Qui la mancanza di fede non è riferita al non credere in Dio, ma alla mancanza di fiducia in Gesù espressa dal pensare che Gesù possa disinteressarsi della loro sorte: «non t’importa che siamo perduti?» (Mc 4,38).

Quanto operato da Gesù non cancella il timore dei discepoli, che rimane, anche se adesso assume un’altra connotazione che ben si sposa con lo stupore: «furono presi da grande timore e si dicevano l’un l’altro: «Chi è dunque costui, che anche il vento e il mare gli obbediscono?» (Mc 4,41).

Nella prima lettura, che presenta la fine del discorso che Dio rivolge a Giobbe per metterlo davanti alla sua piccolezza e fargli riconoscere il limite del suo punto di vista, ritroviamo proprio l’immagine del mare come minaccia di morte, come rappresentazione del male che vorrebbe travolgere ogni cosa con il suo orgoglio.

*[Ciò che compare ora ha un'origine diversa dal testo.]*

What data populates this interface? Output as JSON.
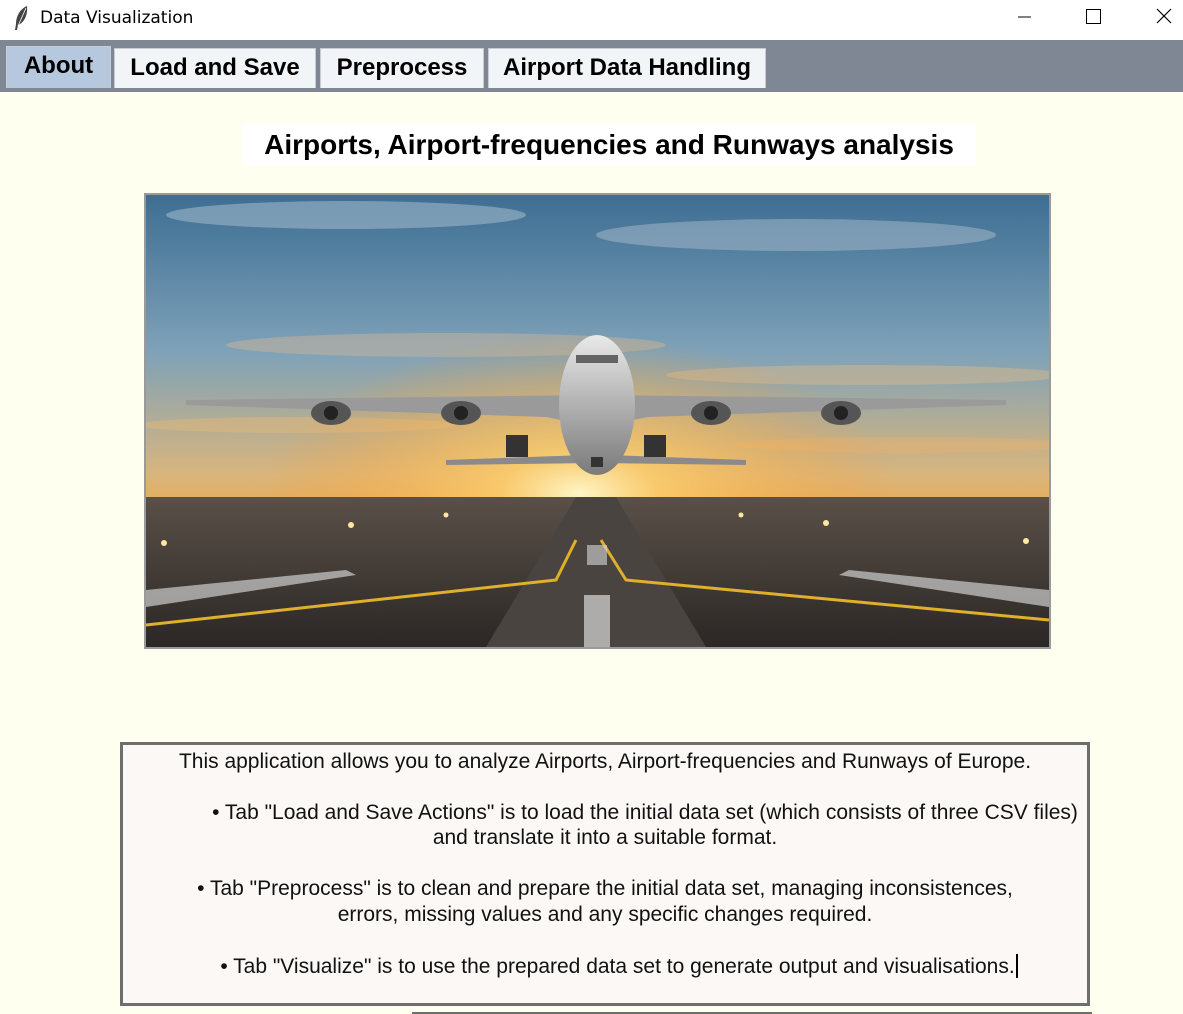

Come il mare, il male è sempre orgoglioso e presuntuoso e tende proprio a travolgere l’uomo. Dio, però, pone un limite all’orgoglio del mare (cf Gb 38,10) e del male, anche se non sempre nei tempi e nei modi da noi auspicate e comprensibili.

È proprio nel tempo della fatica, del fallimento e del buio che emergono le profonde domande della vita e anche la qualità della relazione che abbiamo con Gesù.

La fede chiede di riuscire a vedere e affrontare il visibile, come la tempesta, a partire dall’invisibile che è comunque ugualmente concreto: vedere la vita con la fiducia nel Signore che è più forte delle nostre paure e che conosce quello di cui abbiamo bisogno per il nostro vero bene.

È proprio nella tempesta, infatti, quando siamo presi dalla paura e la nostra fiducia vacilla, che paradossalmente emerge in noi la stessa domanda dei discepoli: Chi è Gesù? Chi è Gesù per me?

Ma come ricorda papa Francesco nel discorso del 27 marzo: «L’inizio della fede è saperci bisognosi di salvezza. Non siamo autosufficienti…: abbiamo bisogno del Signore come gli antichi naviganti delle stelle… Egli porta il sereno nelle nostre tempeste, perché con Dio la vita non muore mai».